I am a painter for two weeks each summer, at Art Workshop International in Assisi. This year I came feeling uncertain about what I wanted to do, couldn’t quite connect with anything until I spent an hour or so watching Edith Isaac-Rose paint. I sat slightly behind her, so I couldn’t see her watercolors and didn’t have any idea what color she had on her brush until she put it on the paper in a big swath. I was shocked several times, in the happiest way. Yellow! Red!
We were on the terrace of the Hotel Giotto, the geometry of walls and roofs before us, broken by trees, flowers, chimneys and, in the distance, the mountains, fields, sky. I could see a vague outline of the scene on Edith’s watercolor paper in the beginning; but in time the particulars disappeared, colors and shapes told each other what to do and Edith, stopping, looking, let them do it.
She didn’t explain what she was doing, just did it. In fact, if she had given me a lecture on abstraction, I doubt I would have understood it nearly as well as I understood what abstraction was by watching the scene before us morph into shapes and planes and colors beneath her brush.
Later, I stood before my easel in the studio, looking at the print of a photo I’d taken above the cloisters of the Basilica, thinking, when my friend Charles Kreloff came by and started talking about the planes in it. Suddenly, I saw it in the image in a completely different way.
Over the next few days I did a flurry of abstract paintings of that corner of the cloisters.

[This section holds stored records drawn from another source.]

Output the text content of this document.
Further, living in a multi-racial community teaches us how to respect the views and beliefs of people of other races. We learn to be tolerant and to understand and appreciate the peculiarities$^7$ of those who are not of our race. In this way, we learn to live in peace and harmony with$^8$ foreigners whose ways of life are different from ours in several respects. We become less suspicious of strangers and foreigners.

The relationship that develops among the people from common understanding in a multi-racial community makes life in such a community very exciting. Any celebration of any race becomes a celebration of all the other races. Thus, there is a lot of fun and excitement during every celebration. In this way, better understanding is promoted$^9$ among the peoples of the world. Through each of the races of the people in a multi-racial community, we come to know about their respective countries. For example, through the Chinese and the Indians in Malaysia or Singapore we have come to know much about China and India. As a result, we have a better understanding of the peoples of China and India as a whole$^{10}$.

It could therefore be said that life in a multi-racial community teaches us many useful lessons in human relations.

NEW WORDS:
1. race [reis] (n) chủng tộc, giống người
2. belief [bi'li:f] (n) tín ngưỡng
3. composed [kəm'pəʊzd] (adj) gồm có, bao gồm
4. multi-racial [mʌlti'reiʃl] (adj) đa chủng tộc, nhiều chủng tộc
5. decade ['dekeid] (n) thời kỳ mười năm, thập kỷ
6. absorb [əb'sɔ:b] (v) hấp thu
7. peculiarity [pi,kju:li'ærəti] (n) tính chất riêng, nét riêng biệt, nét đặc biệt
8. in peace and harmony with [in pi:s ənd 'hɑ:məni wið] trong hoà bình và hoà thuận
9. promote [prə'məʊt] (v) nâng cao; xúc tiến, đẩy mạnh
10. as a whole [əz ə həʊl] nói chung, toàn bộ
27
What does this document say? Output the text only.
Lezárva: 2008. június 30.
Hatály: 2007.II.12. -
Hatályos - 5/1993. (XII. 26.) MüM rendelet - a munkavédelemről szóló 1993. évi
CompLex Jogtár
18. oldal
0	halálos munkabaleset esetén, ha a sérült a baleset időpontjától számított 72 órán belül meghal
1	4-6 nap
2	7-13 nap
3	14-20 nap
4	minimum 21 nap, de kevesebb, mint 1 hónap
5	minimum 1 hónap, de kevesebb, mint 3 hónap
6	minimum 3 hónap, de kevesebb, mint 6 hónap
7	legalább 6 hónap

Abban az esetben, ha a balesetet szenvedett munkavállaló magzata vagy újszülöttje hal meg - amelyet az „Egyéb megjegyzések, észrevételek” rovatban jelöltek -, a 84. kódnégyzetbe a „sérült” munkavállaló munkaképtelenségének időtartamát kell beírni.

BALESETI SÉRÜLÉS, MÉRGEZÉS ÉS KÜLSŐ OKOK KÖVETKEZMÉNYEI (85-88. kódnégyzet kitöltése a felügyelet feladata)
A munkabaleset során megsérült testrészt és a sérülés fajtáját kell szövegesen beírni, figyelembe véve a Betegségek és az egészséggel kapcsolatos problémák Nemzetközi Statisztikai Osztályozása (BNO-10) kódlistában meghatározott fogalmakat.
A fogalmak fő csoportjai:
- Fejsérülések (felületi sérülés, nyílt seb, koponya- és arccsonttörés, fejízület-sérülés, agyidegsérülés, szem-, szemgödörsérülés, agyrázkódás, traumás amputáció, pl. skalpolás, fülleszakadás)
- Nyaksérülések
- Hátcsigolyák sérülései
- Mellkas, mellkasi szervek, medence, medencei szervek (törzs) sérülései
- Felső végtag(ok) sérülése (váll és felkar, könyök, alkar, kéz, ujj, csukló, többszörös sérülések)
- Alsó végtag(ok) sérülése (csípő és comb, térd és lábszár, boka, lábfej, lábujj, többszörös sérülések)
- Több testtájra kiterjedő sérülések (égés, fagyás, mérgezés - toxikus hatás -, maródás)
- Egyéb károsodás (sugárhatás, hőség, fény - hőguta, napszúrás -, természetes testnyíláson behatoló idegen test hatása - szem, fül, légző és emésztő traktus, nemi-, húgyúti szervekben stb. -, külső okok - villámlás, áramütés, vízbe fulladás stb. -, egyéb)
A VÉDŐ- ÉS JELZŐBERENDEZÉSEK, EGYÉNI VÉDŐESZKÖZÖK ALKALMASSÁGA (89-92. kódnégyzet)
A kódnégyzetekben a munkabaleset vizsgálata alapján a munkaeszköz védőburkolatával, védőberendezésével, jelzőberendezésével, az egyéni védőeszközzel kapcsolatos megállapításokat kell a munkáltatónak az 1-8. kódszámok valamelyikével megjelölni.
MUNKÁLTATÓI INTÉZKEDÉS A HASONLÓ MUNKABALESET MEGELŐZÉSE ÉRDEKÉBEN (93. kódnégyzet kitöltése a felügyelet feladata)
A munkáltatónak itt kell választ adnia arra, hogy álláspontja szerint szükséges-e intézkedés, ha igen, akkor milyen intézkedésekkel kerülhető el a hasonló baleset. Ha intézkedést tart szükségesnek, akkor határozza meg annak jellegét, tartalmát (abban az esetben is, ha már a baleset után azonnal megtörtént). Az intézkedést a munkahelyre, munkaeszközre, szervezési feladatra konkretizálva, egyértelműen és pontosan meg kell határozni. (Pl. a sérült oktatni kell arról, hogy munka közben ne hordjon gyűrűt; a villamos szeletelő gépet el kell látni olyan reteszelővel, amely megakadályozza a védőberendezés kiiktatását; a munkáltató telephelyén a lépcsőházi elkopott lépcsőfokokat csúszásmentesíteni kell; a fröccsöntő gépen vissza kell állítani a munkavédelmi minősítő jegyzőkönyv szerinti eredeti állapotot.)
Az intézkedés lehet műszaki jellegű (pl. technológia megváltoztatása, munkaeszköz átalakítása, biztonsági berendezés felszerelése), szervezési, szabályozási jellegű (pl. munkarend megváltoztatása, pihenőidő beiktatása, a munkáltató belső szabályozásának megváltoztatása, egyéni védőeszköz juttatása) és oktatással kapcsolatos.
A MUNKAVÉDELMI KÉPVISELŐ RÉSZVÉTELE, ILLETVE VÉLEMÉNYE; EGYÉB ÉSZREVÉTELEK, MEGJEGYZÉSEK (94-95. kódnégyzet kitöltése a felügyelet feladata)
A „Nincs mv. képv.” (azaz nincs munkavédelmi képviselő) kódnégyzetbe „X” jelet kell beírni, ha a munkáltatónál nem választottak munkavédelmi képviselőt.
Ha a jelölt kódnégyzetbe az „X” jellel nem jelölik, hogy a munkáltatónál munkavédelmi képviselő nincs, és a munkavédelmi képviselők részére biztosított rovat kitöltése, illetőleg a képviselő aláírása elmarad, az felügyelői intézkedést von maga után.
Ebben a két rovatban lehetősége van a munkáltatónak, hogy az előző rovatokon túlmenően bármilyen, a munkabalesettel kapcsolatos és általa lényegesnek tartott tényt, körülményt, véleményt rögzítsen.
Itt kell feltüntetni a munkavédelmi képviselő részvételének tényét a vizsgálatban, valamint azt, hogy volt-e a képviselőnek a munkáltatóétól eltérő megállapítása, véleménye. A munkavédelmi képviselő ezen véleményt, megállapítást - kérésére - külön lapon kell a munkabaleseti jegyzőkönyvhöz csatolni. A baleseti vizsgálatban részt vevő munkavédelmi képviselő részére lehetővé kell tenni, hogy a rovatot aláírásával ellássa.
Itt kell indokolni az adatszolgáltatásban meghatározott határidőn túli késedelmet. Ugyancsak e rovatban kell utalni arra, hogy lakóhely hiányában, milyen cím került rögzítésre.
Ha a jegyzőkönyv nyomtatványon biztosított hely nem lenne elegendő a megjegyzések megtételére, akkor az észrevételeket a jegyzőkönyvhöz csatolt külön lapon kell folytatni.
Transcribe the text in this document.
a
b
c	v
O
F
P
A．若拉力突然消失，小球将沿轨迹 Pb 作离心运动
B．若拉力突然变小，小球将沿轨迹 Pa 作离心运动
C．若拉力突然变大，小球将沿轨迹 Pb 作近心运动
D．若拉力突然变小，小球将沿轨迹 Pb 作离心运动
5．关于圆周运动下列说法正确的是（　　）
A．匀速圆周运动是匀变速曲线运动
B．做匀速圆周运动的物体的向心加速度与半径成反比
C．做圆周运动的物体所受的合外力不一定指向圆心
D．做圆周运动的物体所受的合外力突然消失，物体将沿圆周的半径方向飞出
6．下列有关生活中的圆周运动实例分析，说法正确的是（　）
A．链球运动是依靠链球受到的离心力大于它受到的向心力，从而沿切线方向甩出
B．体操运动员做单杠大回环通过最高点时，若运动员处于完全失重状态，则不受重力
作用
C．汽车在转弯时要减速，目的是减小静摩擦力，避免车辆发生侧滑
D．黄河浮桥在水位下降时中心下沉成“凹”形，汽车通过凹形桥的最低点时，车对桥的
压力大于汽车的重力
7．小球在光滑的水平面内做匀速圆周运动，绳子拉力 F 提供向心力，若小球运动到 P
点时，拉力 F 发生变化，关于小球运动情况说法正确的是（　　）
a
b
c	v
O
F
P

I loved playing with the same elements over and over, observing how each painting was the same and different from the others—and it occurred to me that a painter’s material is no different from a writer’s material. The “stuff” from which we make paintings, the bits and pieces of the real world to which we’re drawn because of who we are, what shaped us, is exactly like the stuff from which we make stories. Loaded into the kaleidoscope of the mind, it tumbles into a new painting with each turn—then lifts, morphs to create its own unique piece of the universe.